La “rimborsopoli” lombarda si è conclusa con la condanna solo di Nicole Minetti, eletta nell’allora listino di Roberto Formigoni, e di un altro paio di consiglieri regionali, gli unici che all’epoca scelsero di patteggiare la pena. Per tutti gli altri che hanno invece affrontato il processo è arrivata l’altra sera la decisione della Cassazione che, riqualificando l’iniziare reato di peculato, ha annullato tutte le condanne. Ad iniziare da quella di Massimiliano Romeo, attuale capogruppo della Lega al Senato che era stato condannato a un anno e otto mesi in appello e che, in caso di conferma, avrebbe rischiato la sospensione per la legge Severino.
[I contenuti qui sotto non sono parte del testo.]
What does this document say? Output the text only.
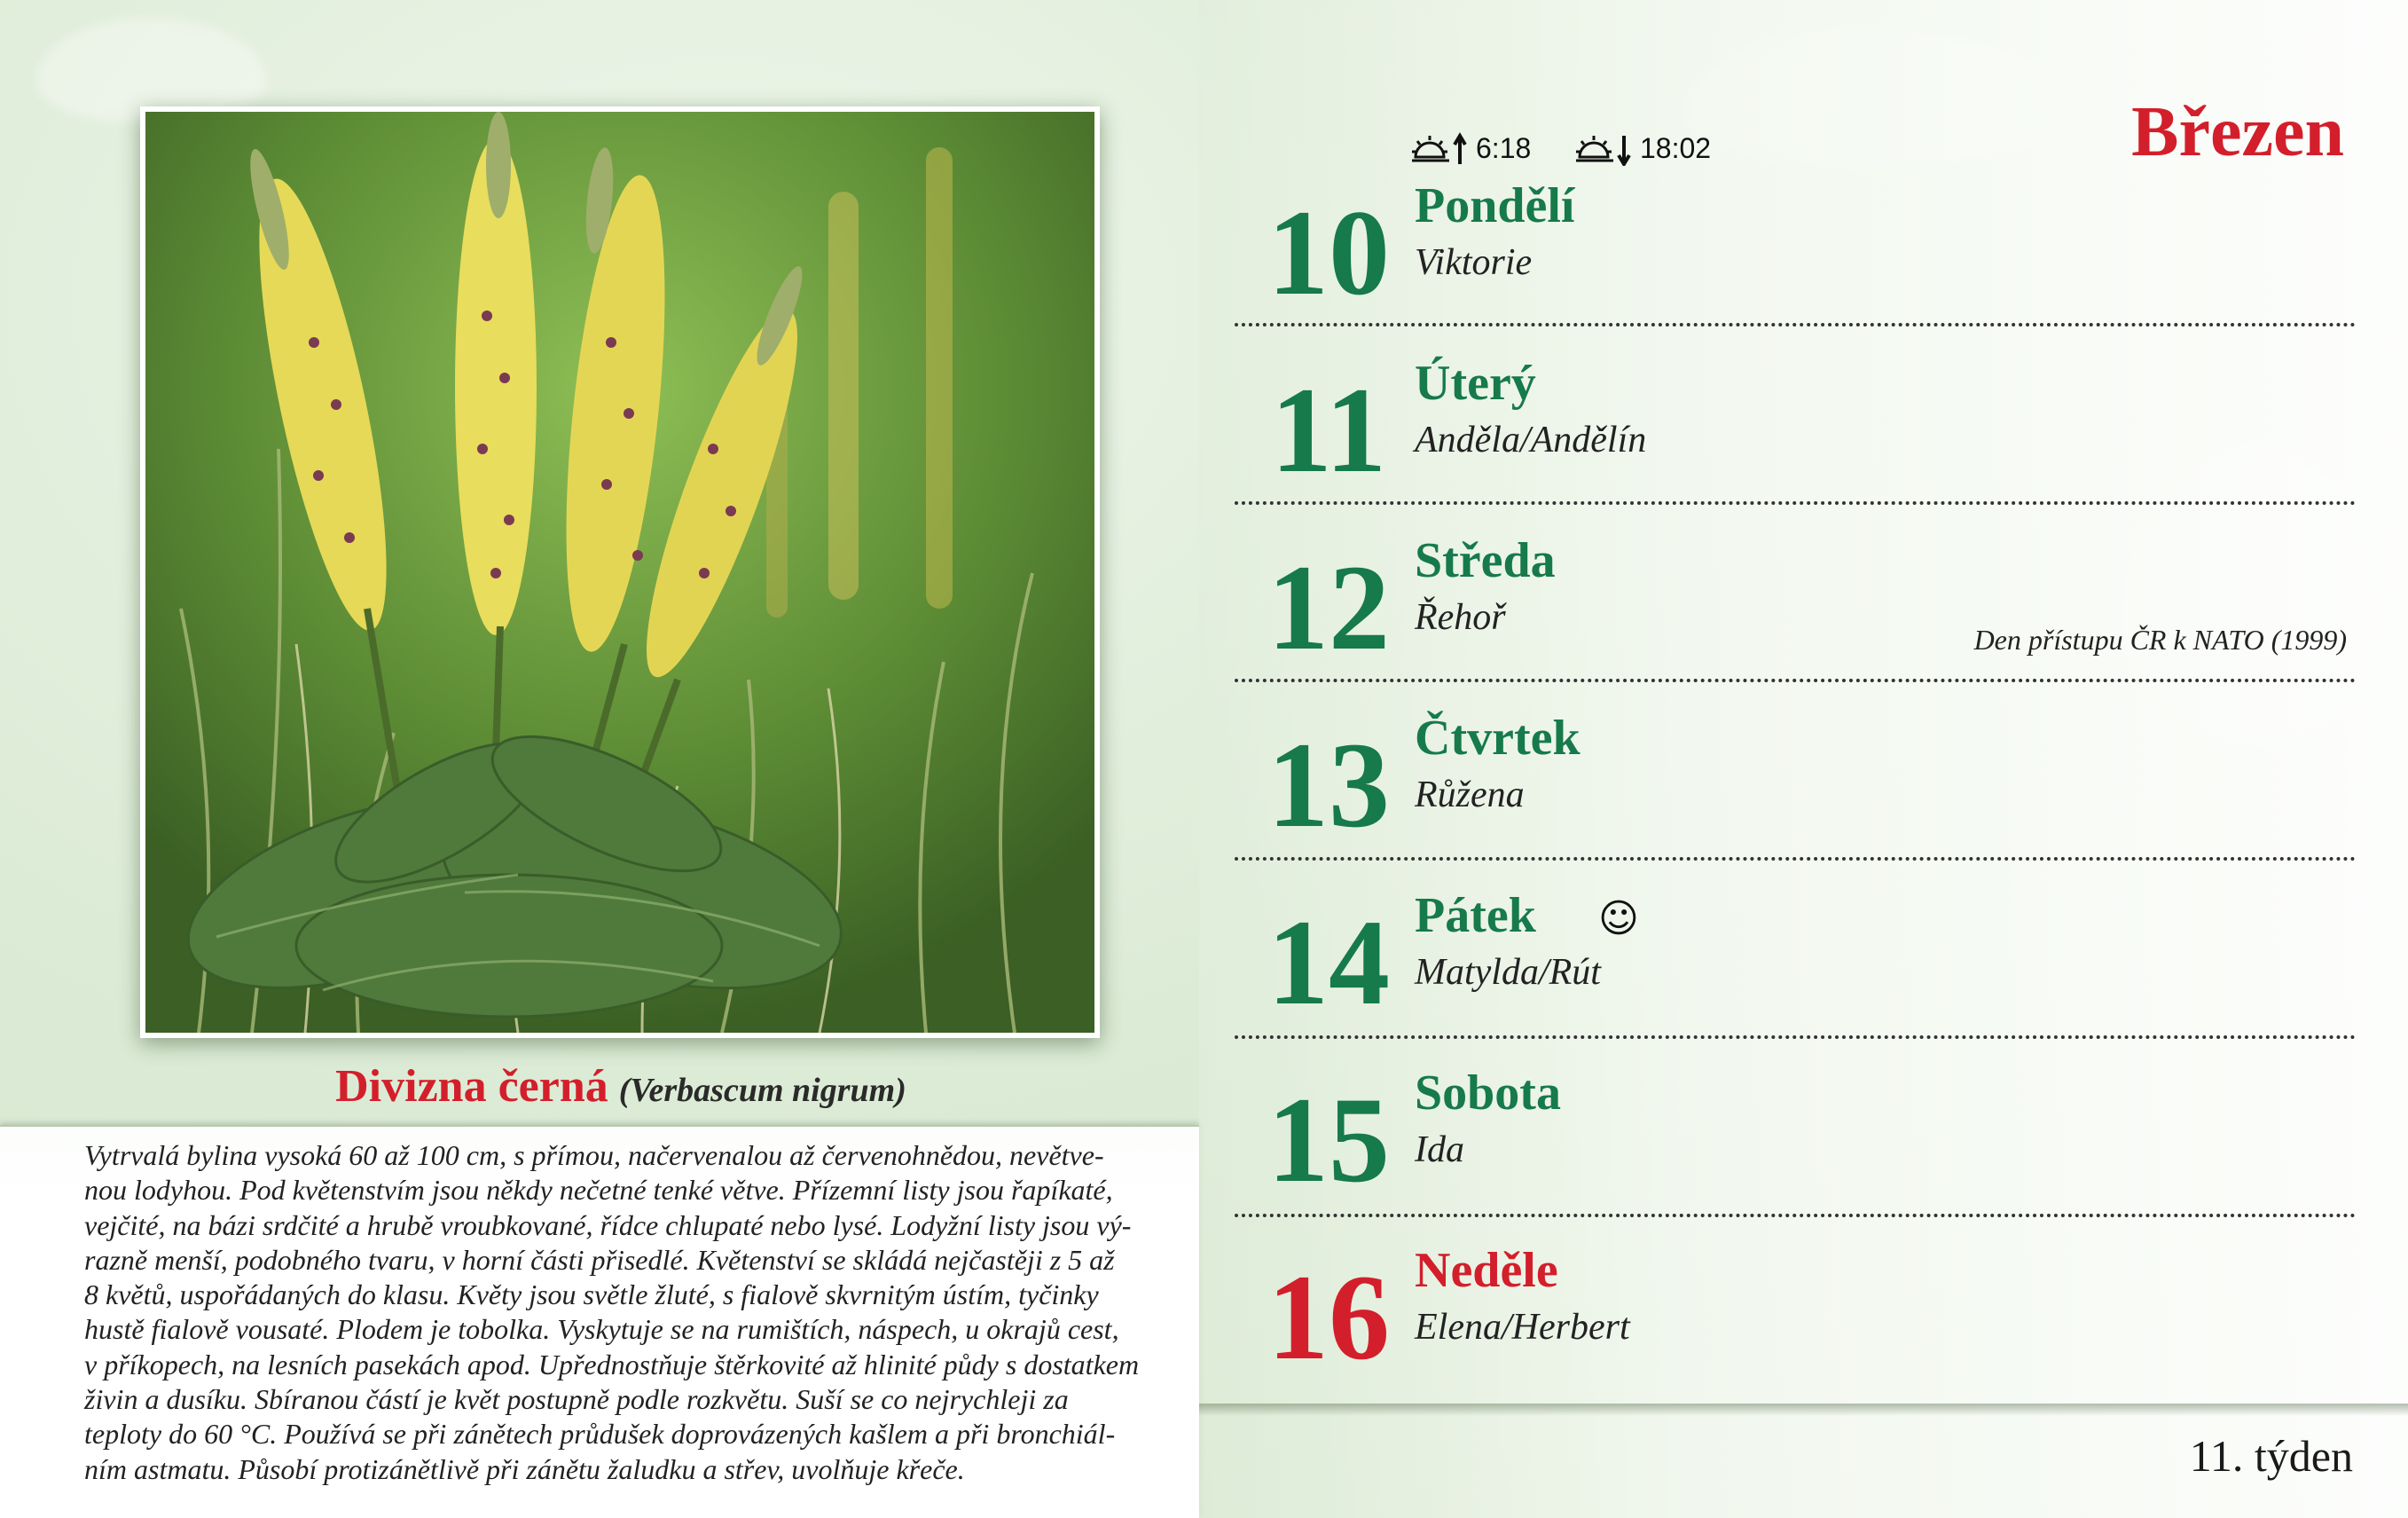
Divizna černá (Verbascum nigrum)
Vytrvalá bylina vysoká 60 až 100 cm, s přímou, načervenalou až červenohnědou, nevětve-
nou lodyhou. Pod květenstvím jsou někdy nečetné tenké větve. Přízemní listy jsou řapíkaté,
vejčité, na bázi srdčité a hrubě vroubkované, řídce chlupaté nebo lysé. Lodyžní listy jsou vý-
razně menší, podobného tvaru, v horní části přisedlé. Květenství se skládá nejčastěji z 5 až
8 květů, uspořádaných do klasu. Květy jsou světle žluté, s fialově skvrnitým ústím, tyčinky
hustě fialově vousaté. Plodem je tobolka. Vyskytuje se na rumištích, náspech, u okrajů cest,
v příkopech, na lesních pasekách apod. Upřednostňuje štěrkovité až hlinité půdy s dostatkem
živin a dusíku. Sbíranou částí je květ postupně podle rozkvětu. Suší se co nejrychleji za
teploty do 60 °C. Používá se při zánětech průdušek doprovázených kašlem a při bronchiál-
ním astmatu. Působí protizánětlivě při zánětu žaludku a střev, uvolňuje křeče.
6:18	18:02	Březen
10 Pondělí
Viktorie
11 Úterý
Anděla/Andělín
12 Středa
Řehoř
Den přístupu ČR k NATO (1999)
13 Čtvrtek
Růžena
14 Pátek ☺
Matylda/Rút
15 Sobota
Ida
16 Neděle
Elena/Herbert
11. týden
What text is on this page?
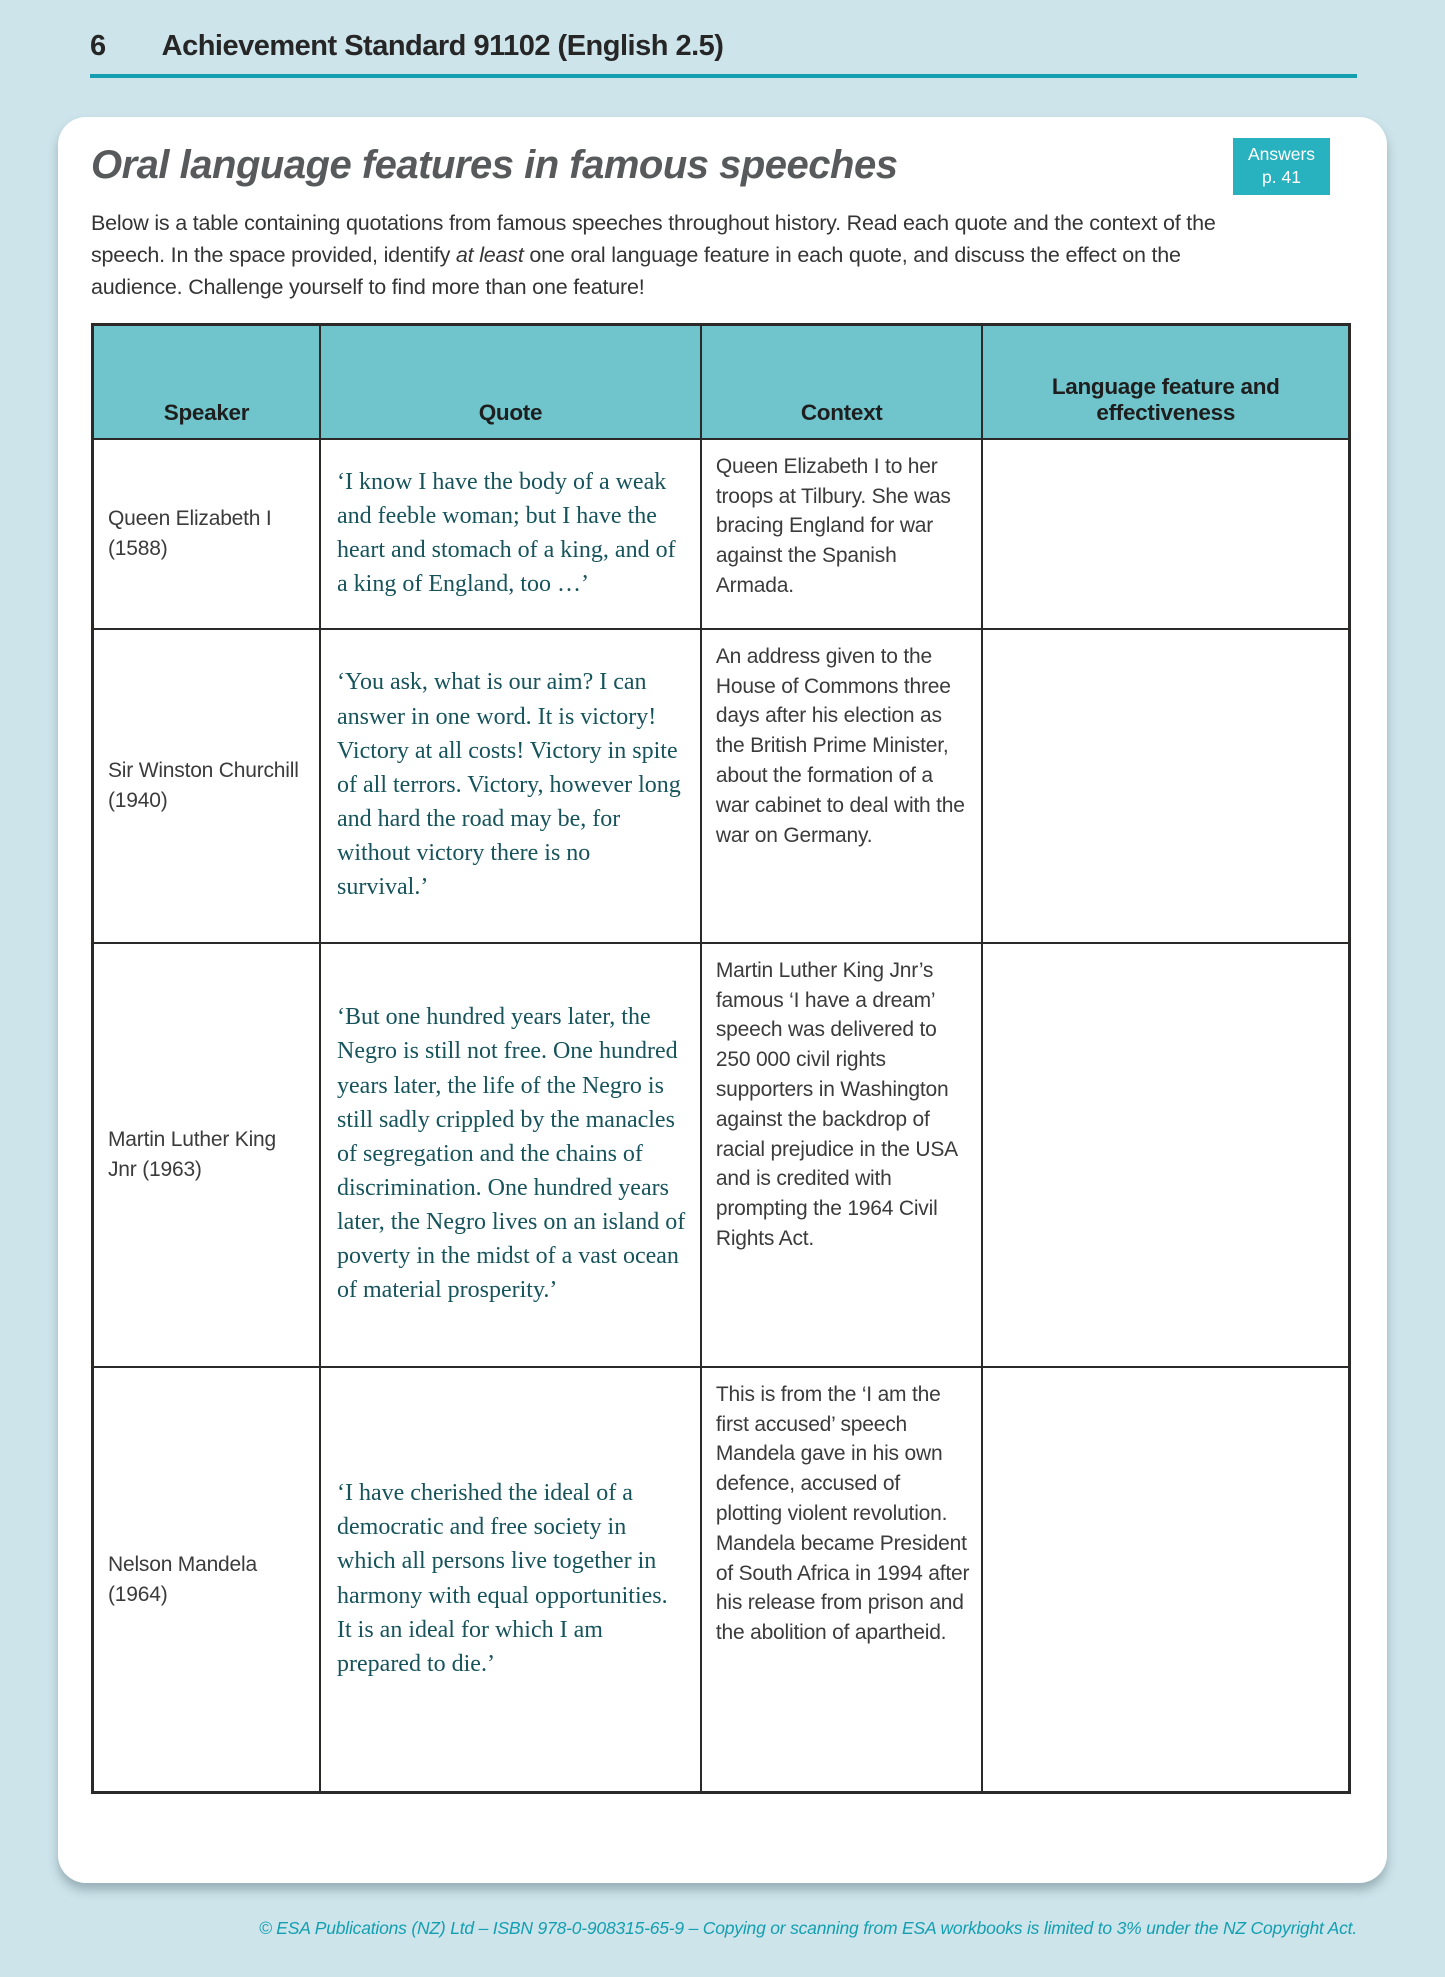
6 Achievement Standard 91102 (English 2.5)
Oral language features in famous speeches	Answers
p. 41

Below is a table containing quotations from famous speeches throughout history. Read each quote and the context of the speech. In the space provided, identify at least one oral language feature in each quote, and discuss the effect on the audience. Challenge yourself to find more than one feature!

Speaker	Quote	Context	Language feature and effectiveness
Queen Elizabeth I (1588)	‘I know I have the body of a weak and feeble woman; but I have the heart and stomach of a king, and of a king of England, too …’	Queen Elizabeth I to her troops at Tilbury. She was bracing England for war against the Spanish Armada.	
Sir Winston Churchill (1940)	‘You ask, what is our aim? I can answer in one word. It is victory! Victory at all costs! Victory in spite of all terrors. Victory, however long and hard the road may be, for without victory there is no survival.’	An address given to the House of Commons three days after his election as the British Prime Minister, about the formation of a war cabinet to deal with the war on Germany.	
Martin Luther King Jnr (1963)	‘But one hundred years later, the Negro is still not free. One hundred years later, the life of the Negro is still sadly crippled by the manacles of segregation and the chains of discrimination. One hundred years later, the Negro lives on an island of poverty in the midst of a vast ocean of material prosperity.’	Martin Luther King Jnr’s famous ‘I have a dream’ speech was delivered to 250 000 civil rights supporters in Washington against the backdrop of racial prejudice in the USA and is credited with prompting the 1964 Civil Rights Act.	
Nelson Mandela (1964)	‘I have cherished the ideal of a democratic and free society in which all persons live together in harmony with equal opportunities. It is an ideal for which I am prepared to die.’	This is from the ‘I am the first accused’ speech Mandela gave in his own defence, accused of plotting violent revolution. Mandela became President of South Africa in 1994 after his release from prison and the abolition of apartheid.	
© ESA Publications (NZ) Ltd – ISBN 978-0-908315-65-9 – Copying or scanning from ESA workbooks is limited to 3% under the NZ Copyright Act.
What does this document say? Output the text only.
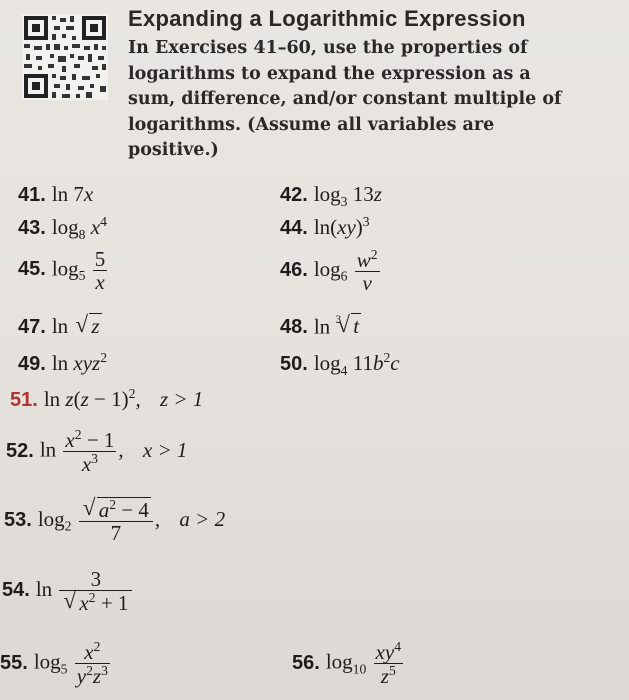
Expanding a Logarithmic Expression
In Exercises 41–60, use the properties of logarithms to expand the expression as a sum, difference, and/or constant multiple of logarithms. (Assume all variables are positive.)
41. ln 7x	42. $\log_3 13z$
43. $\log_8 x^4$	44. ln(xy)$^3$
45. $\log_5 \frac{5}{x}$	46. $\log_6 \frac{w^2}{v}$
47. ln √ z	48. ln $^3$ √ t
49. ln xyz$^2$	50. $\log_4 11b^2c$
51. $\ln z(z - 1)^2$, z > 1
52. $\ln \frac{x^2 - 1}{x^3}$ , x > 1
53. $\log_2$ √ $\frac{a^2 - 4}{7}$ , a > 2
54. ln 3
√ $x^2 + 1$
55. $\log_5 \frac{x^2}{y^2z^3}$	56. $\log_{10} \frac{xy^4}{z^5}$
La Procura di Milano aveva contestato agli allora consiglieri del Pirellone, di maggioranza e di opposizione, di essersi fatti rimborsare con soldi pubblici, per un totale di circa tre milioni in quattro anni, le spese più varie, tra cui soprattutto pranzi e cene. La vicenda occupò per mesi le pagine dei giornali. In secondo grado, nel luglio 2021, erano state condannati una quarantina di ex consiglieri regionali lombardi. Come detto, l’accusa di peculato è stata derubricata in indebita percezione di erogazioni pubbliche, reato ormai prescritto. Sono state così cancellate senza rinvio, dunque, le condanne, oltre che per Romeo, per Renzo Bossi (due anni e mezzo in appello) e per l’eurodeputato leghista Angelo Ciocca (un anno e mezzo in appello). Le indagini sui fondi regionali ebbero comunque uno sviluppo a macchia di leopardo, con sentenze quanto mai difformi fra loro. In Emilia Romagna, ad esempio, era stato assolto il governatore Stefano Bonaccini (Pd).

In Piemonte, invece, era stato condannato a tre anni per concussione, dopo un lunghissimo processo conclusosi in un secondo procedimento in appello a otto anni dalla contestazione dei fatti e dopo quattro gradi di giudizio, Angelo Burzi, capogruppo di Forza Italia. Burzi che era accusato di essersi fatto rimborsare con i fondi pubblici le spese sia per la realizzazione di un video per la campagna elettorale del 2010, sia per pranzi e cene che secondo i magistrati non erano inerenti all’attività di consigliere regionale, era morto suicida a dicembre dello scorso anno, dopo aver lasciato una lettera in cui spiegava le ragione del tragico gesto. Ma il caso più celebre è stato certamente quello di Franco Fiorito, detto Batman. Il consigliere azzurro della giunta laziale di Renata Polverini venne anche arrestato dalla Procura di Roma che gli sequestrò beni per 1,3 milioni di euro, tra cui una villa al Circeo, una Bmw, una Smart, una Land Rover. “Comprata coi contributi sottratti al gruppo del Pdl”, dissero i magistrati. Per lui la condanna definitiva fu di due anni ed undici mesi.